The book is correct "? super String" means that the list may contain Strings or a supertype of String (eg. Object, CharSequence)

In you example:

List<? super String> superString = new ArrayList<>();
    superString.add(new String());// 1 
    superString.add(new Object()); // 2

Write operations:

1 - is valid for any type of list you could've created , since String is an Object, a CharSequence...

List<? super String> list = new ArrayList<Object>();
list.add("String");

2 - not valid because it doesn't cover all cases

List<? super String> list = new ArrayList<String>();
list.add(new Object());

Given the declared type List<? super String> you can only add Strings (and String subtypes) , anything less than a String (supertypes) may not correspond to the actual element type.

Example:

Here's an example :

interface MyInterface {

}

class MyInterfaceImpl implements MyInterface {

}

class MyInterfaceImplExtra extends MyInterfaceImpl {

}

You may have the following situations:

List<? super MyInterfaceImpl> myList = new ArrayList<MyInterfaceImpl>();

Doesn't compile because myList variable may point to a list of either MyInterfaceImpl or MyInterface or Object. When adding to the list it's unclear exactly what kind of list you actually have, thus you are allowed only values that are applicable for all cases.

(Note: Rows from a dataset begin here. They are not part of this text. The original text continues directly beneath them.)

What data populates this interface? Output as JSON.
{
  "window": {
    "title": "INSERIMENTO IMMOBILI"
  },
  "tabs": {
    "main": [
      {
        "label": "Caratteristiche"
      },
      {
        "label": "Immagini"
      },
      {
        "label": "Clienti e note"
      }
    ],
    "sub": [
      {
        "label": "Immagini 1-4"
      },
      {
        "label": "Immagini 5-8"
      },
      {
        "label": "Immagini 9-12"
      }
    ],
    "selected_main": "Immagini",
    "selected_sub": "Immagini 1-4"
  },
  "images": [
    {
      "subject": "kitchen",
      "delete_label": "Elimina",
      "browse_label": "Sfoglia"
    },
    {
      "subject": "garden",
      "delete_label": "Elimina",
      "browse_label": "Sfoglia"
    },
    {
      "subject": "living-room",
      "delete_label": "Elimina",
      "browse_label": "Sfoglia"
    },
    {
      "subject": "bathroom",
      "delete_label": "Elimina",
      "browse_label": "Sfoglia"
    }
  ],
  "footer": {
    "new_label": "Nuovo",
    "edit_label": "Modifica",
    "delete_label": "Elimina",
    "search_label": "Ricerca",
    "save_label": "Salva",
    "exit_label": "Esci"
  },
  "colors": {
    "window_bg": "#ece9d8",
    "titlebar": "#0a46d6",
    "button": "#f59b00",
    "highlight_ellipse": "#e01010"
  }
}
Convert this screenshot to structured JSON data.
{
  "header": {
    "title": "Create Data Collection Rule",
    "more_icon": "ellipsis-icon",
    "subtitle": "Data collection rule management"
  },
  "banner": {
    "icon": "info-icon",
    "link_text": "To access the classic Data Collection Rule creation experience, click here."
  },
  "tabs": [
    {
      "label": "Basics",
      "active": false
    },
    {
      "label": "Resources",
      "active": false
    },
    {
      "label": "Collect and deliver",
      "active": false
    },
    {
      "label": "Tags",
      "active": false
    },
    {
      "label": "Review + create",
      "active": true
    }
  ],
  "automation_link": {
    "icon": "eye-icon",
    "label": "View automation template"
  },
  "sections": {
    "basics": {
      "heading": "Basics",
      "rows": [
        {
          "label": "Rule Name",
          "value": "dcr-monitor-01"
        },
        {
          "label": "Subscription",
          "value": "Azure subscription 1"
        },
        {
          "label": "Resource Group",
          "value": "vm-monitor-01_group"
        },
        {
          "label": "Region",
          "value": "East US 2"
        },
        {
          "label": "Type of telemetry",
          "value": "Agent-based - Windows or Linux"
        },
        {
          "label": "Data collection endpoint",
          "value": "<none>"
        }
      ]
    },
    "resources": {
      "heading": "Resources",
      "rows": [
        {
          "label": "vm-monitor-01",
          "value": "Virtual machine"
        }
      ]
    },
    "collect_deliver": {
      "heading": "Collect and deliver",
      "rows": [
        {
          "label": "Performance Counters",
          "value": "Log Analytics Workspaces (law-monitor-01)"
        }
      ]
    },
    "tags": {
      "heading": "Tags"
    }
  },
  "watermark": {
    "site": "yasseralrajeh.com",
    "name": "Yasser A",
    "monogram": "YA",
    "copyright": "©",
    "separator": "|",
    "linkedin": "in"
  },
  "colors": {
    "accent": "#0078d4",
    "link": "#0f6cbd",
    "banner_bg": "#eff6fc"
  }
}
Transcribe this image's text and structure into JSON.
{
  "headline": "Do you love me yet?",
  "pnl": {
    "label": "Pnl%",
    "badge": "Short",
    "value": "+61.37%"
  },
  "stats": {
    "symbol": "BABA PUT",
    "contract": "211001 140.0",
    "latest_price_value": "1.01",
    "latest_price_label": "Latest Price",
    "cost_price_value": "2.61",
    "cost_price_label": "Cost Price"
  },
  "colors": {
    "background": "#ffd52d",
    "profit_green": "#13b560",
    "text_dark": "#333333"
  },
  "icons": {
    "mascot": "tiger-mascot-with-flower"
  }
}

myList.add(new MyInterface(){}); // - compile error "not applicable for the arguments"
myList.add(new MyInterfaceImpl()); // - works fine
myList.add(new MyInterfaceImplExtra()); // - works fine

An example where you get a list of values. The element type is Object , a more concrete type can't be guaranteed. For example here you expect Strings but get a List<? super String> that actually contains Objects so you get a java.lang.ClassCastException

List<String> result = (List<String>) getList();
 System.out.println(result.get(0));

 public static List<? super String> getList(){
    List<Object> list = new ArrayList<Object>();
    list.add(new Object());
    return list;
 }

Usage example in Java 8 :

You have the following method declaration in the Stream interface that restricts the predicate type to be T or supertype.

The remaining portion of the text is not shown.